Although still black from soot, the portion of southbound Interstate 880 charred in a gasoline-tanker explosion a week ago is expected to reopen to commuters today, about three days ahead of schedule, Gov. Arnold Schwarzenegger said Sunday.
State transit officials are also planning to select a contractor today to rebuild the destroyed eastbound Interstate 580 overpass. They hope to have that project completed in just seven weeks or less.
To open I-880 by 5 a.m. today, Caltrans workers shored the freeway deck, which dropped about 9 inches, with stabilizing beams, repaired the guardrails, straightened the freeway’s girders and repaved the deck with polyester concrete.
Caltrans, which oversees the state’s highways, also conducted a series of tests on the damaged portion of I-880 for fractures and strength and used chemicals to assess the level of heat damage.
Workers determined that damage to the freeway was minimal, and Schwarzenegger announced that I-880 would bereopened to commuters by Wednesday. Sunday, however, Schwarzenegger said the freeway — which is part of the MacArthur Maze interchange of three interstates used by 75,000 drivers daily — would open even earlier.
“More work still needs to be done, and we will work day and night until the rest of the MacArthur Maze has been repaired,” the governor said in a statement.
Caltrans Director Will Kempton said that while the stabilizing beams will not be removed right away, the structure is “as strong as it was before the accident.”
“No corners were cut,” he said Sunday. “I would bring my family over this bridge.”
On April 29, a gasoline tanker crashed on the ramp connecting westbound Interstate 80 to southbound I-880, spilling 8,600 gallons of gasoline.
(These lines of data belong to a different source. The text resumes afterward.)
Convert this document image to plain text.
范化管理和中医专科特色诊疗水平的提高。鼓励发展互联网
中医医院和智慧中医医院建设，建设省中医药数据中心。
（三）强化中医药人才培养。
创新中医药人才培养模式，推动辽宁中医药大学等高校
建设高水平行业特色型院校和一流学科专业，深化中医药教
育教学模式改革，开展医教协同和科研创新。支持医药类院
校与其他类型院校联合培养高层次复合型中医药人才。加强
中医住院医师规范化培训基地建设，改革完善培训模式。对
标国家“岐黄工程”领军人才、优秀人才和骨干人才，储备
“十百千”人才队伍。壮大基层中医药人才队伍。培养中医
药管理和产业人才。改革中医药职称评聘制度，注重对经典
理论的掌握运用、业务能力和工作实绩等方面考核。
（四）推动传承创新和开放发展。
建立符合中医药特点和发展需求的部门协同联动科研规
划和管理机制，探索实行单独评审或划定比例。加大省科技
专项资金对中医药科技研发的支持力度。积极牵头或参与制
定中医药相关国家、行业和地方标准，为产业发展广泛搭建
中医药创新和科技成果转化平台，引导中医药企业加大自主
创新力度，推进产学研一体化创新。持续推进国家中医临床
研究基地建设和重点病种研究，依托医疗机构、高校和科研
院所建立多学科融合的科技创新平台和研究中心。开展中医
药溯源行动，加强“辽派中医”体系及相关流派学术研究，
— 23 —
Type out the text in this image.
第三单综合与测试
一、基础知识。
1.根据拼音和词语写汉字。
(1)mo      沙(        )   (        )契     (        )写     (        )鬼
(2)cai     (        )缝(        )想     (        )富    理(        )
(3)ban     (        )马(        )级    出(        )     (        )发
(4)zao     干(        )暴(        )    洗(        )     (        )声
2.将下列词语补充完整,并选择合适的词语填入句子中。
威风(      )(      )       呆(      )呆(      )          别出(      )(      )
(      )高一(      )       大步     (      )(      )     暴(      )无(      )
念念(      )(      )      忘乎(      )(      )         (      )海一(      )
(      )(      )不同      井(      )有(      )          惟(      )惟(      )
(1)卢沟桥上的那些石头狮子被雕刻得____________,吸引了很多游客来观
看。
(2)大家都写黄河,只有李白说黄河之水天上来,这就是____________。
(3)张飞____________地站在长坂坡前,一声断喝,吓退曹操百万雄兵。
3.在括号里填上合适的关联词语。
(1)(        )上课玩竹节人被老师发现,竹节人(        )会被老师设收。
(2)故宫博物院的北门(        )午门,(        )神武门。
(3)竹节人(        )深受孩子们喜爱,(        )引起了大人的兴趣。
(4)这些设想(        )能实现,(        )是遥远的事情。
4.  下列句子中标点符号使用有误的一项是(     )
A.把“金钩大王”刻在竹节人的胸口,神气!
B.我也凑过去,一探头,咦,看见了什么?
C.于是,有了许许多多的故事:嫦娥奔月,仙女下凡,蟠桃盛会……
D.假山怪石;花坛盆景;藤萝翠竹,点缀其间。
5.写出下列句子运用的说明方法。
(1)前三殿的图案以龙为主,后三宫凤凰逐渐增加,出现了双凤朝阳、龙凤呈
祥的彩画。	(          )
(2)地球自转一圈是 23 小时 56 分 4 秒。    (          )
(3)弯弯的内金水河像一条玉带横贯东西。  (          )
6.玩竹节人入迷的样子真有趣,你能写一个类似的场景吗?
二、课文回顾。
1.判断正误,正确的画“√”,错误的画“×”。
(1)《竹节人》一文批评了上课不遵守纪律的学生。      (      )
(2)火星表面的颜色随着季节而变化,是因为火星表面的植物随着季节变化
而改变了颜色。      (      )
Investigators have said skid marks at the crash scene suggest the driver, James Mosqueda, of Woodland, was speeding before the tanker overturned and burst into flames.
The fire reached 2,750 degrees, causing the I-580 overpass to collapse onto the I-880 connector.
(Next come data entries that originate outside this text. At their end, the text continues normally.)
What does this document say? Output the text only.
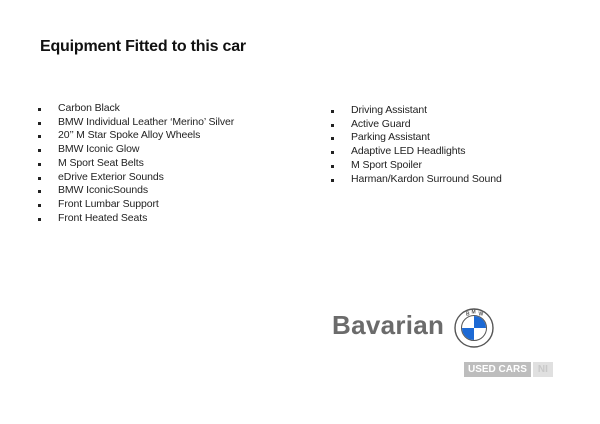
Equipment Fitted to this car
Carbon Black
BMW Individual Leather ‘Merino’ Silver
20’’ M Star Spoke Alloy Wheels
BMW Iconic Glow
M Sport Seat Belts
eDrive Exterior Sounds
BMW IconicSounds
Front Lumbar Support
Front Heated Seats
Driving Assistant
Active Guard
Parking Assistant
Adaptive LED Headlights
M Sport Spoiler
Harman/Kardon Surround Sound
Bavarian	B M W
USED CARS	NI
A contractor for the I-580 rebuild project will be selected by the end of today, giving an estimate for how much it will cost to repair the freeway, Kempton said.
The federal government has already agreed to pay $8.8 million in preliminary costs for repairs, including $4.3 million for the demolition of the collapsed I-580, $2 million for the interstate closures and $2.5 million for the state-sponsored free public transit the day after the crash.
Kempton said it remains unclear how much it has cost to reopen I-880. The federal government, however, has authorized $20 million for Caltrans to rebuild I-580. Caltrans will pay the selected contractor $200,000 for each day the project is finished before June 27, but take away $200,000 for each day the project is delayed.